Y en cuanto las palabras hubieron salido por sus labios, una nueva sensación se le había metido en el estómago, mezclándose con la decepción. Para sorpresa de Lacey, la sensación era de alivio.

¿Alivio porque no podría tener una cita romántica con Tom durante una semana? No acababa de entender muy bien de dónde venía este alivio y, de repente, eso la hizo sentir culpable.

–Claro —dijo Tom, aparentemente distraído—. ¿Lo dejamos para más adelante y planeamos algo extraespecial la próxima vez, cuando los dos estemos menos ocupados? —Hizo una pausa para su respuesta y, al ver que no llegaba, añadió—: ¿Lacey?

Ella volvió rápidamente a conectar con el momento.

–Sí… Vale. Suena bien.

Tom fue hacia allí y apoyó los codos sobre el mostrador, de manera que sus caras estaban a la misma altura.

–Bueno. Una pregunta seria. ¿Te vas a apañar bien con la comida esta noche? Porque está claro que esperabas una comida deliciosa y nutritiva. Tengo algunos pasteles de carne que hoy no se han vendido, ¿quieres llevarte uno a casa.

Lacey soltó una risita y le dio un cachete en el brazo.

–No necesito tus limosnas, ¡muchas gracias! ¡Te hago saber que en realidad sé cocinar!

–Oh, ¿en serio? —dijo en broma Tom.

–En mis tiempos era conocida por hacer algunos platos —le dijo Lacey—. Risotto de champiñones. Paella de marisco. —Se rompía la cabeza para añadir al menos otra cosa, ¡pues todo el mundo sabía que para hacer una lista necesitabas al menos tres!—. Mm… mm…

Tom levantó las cejas.

–¿Continúas…?

–¡Macarrones con queso! —exclamó Lacey.

Tom se rio con ganas.

–Es un repertorio bastante impresionante. Y, aun así, nunca he visto ninguna prueba que demuestre tus afirmaciones.

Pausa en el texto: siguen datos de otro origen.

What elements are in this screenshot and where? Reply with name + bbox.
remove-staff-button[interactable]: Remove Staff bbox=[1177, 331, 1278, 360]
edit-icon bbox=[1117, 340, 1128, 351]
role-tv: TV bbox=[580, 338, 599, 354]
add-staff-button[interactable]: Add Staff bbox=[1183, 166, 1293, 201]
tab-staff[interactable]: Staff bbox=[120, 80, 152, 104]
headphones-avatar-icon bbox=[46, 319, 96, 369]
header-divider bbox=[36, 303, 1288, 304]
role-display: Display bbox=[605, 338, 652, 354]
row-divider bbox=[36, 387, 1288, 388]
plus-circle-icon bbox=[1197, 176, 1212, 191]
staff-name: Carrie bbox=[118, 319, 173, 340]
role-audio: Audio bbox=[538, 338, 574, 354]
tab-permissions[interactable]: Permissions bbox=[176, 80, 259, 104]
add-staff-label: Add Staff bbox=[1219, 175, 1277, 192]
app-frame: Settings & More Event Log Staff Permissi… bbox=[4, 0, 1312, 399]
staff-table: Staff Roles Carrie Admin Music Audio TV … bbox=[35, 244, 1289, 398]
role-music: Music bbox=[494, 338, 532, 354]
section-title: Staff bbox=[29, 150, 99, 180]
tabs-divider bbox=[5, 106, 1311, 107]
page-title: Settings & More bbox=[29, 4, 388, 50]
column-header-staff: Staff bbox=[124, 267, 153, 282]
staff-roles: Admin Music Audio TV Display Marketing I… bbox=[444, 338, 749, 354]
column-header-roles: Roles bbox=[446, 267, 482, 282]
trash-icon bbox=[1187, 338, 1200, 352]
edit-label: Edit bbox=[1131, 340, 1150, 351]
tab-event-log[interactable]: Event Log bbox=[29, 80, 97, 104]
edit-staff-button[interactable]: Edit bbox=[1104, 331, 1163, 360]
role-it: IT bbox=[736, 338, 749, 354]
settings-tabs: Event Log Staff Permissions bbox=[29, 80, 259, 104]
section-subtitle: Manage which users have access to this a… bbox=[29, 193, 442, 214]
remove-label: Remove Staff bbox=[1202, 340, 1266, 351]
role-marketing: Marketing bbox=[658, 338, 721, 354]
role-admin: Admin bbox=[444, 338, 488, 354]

En eso tenía razón. Hasta entonces, Tom había hecho todas las comidas para ellos. Era lo lógico. Le encantaba cocinar y tenía las habilidades para sacarlo adelante. Las habilidades culinarias de Lacey no pasaban mucho de perforar el plástico de un plato apto para microondas.

Cruzó los brazos.

–Precisamente todavía no he tenido la ocasión —respondió, usando el mismo tono argumentativo de broma que Tom con la esperanza de que ocultara el auténtico enfado que su comentario había despertado en ella—. El repostero Sr. Estrella Michelin no se fía de mí cerca de los fogones.

–¿Me lo debería tomar como una proposición? —preguntó Tom, moviendo las cejas.